Je restai figée, incapable de croire mes oreilles. Trente ans ensemble, des enfants, des petits-enfants, une vie partagée… Cet appartement, où chaque coin conservait les souvenirs de mes parents, où nos enfants ont grandi.

« Ce n’est pas possible », murmurai-je. « Tu as dit que c’était pour le refinancement. »

« Je peux dire beaucoup de choses », haussa-t-il les épaules, gardant ce demi-sourire. « Mais les papiers ne mentent pas. Tu n’as pas lu ce que tu as signé. C’est ton problème, Lara. »

La sonnette interrompit notre conversation. Les enfants. Je restai immobile, essayant de comprendre ce qui venait de se passer.

« Ne fais pas de scène devant les enfants », dit Viktor doucement mais fermement, en allant ouvrir la porte. « Ça ne changera rien. »

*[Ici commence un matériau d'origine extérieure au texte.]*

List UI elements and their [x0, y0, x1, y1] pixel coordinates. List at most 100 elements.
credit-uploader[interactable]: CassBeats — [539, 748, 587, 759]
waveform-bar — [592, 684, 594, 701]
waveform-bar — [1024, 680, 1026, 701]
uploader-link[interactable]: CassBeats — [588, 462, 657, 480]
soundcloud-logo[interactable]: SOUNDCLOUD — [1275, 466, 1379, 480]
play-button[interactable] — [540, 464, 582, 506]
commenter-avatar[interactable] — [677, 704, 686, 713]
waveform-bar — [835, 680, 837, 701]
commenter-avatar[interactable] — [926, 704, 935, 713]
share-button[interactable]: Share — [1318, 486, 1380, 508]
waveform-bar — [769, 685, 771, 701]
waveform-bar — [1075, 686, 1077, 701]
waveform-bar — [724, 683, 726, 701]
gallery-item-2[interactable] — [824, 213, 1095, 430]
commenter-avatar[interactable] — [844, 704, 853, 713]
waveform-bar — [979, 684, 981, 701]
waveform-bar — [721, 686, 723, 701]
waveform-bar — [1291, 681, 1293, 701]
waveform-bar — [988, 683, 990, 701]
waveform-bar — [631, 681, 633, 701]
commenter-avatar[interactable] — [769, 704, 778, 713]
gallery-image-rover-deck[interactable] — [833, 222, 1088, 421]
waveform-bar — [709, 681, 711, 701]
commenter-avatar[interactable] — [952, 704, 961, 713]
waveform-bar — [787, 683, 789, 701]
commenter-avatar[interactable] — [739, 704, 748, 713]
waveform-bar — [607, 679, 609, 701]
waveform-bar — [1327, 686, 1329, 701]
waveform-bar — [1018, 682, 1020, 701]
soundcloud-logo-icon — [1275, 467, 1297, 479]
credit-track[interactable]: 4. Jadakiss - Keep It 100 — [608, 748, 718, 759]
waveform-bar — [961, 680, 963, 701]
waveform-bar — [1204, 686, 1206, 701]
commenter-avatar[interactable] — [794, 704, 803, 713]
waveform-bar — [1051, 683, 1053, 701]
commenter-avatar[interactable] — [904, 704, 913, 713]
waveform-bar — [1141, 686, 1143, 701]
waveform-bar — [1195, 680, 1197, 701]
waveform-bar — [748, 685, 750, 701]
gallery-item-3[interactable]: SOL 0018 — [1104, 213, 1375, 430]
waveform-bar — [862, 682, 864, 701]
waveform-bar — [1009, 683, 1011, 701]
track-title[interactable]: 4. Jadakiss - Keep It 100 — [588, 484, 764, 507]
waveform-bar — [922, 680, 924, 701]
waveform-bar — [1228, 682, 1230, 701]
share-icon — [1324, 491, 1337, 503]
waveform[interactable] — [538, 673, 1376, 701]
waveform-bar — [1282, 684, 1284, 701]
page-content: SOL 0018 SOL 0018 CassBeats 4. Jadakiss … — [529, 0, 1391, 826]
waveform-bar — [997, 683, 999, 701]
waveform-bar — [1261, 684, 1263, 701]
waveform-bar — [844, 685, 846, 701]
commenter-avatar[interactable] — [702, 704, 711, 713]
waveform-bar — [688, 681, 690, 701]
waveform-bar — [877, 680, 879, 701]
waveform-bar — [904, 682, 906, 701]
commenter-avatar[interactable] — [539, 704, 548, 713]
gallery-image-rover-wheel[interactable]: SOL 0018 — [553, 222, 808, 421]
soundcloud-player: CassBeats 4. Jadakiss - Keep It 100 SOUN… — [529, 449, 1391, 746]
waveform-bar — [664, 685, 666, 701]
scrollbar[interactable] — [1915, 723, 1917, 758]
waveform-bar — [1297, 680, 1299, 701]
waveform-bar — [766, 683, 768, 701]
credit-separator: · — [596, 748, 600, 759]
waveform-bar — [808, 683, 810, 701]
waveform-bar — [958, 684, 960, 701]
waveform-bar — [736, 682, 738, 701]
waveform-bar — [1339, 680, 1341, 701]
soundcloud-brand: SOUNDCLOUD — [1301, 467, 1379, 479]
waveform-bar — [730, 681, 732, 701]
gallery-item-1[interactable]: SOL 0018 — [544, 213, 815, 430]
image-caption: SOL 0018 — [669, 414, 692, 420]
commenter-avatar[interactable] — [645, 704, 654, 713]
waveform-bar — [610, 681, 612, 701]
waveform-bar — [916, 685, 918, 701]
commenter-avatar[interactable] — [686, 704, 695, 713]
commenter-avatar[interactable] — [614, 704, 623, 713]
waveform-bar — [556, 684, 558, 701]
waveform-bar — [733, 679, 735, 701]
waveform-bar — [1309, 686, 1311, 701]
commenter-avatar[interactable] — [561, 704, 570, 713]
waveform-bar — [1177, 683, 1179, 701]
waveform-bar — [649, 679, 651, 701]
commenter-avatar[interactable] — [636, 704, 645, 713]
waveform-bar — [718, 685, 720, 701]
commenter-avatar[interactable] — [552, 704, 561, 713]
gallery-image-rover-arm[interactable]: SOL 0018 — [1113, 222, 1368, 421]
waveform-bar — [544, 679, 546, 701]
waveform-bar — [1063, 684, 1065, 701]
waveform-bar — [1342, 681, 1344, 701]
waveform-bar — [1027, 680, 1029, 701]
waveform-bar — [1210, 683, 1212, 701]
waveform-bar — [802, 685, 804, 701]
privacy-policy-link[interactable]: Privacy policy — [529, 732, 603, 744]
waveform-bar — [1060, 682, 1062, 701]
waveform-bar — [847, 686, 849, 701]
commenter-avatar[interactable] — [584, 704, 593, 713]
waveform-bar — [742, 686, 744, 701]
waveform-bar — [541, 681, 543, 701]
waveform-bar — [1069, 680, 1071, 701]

Il ouvrit la porte. Les exclamations joyeuses de notre fils et de notre fille résonnèrent. Je regardai mon mari, qui serrait les enfants dans ses bras, et je ne le reconnus pas. Qui est cet homme ? Et comment avancer maintenant, alors que tout ce qui semblait inébranlable s’est effondré ?

Les côtelettes sur la cuisinière, que j’avais oubliées, commencèrent à brûler. L’odeur de fumée emplit l’appartement. Comme symbole, pensais-je. Toute ma vie brûle maintenant, recouverte d’amertume.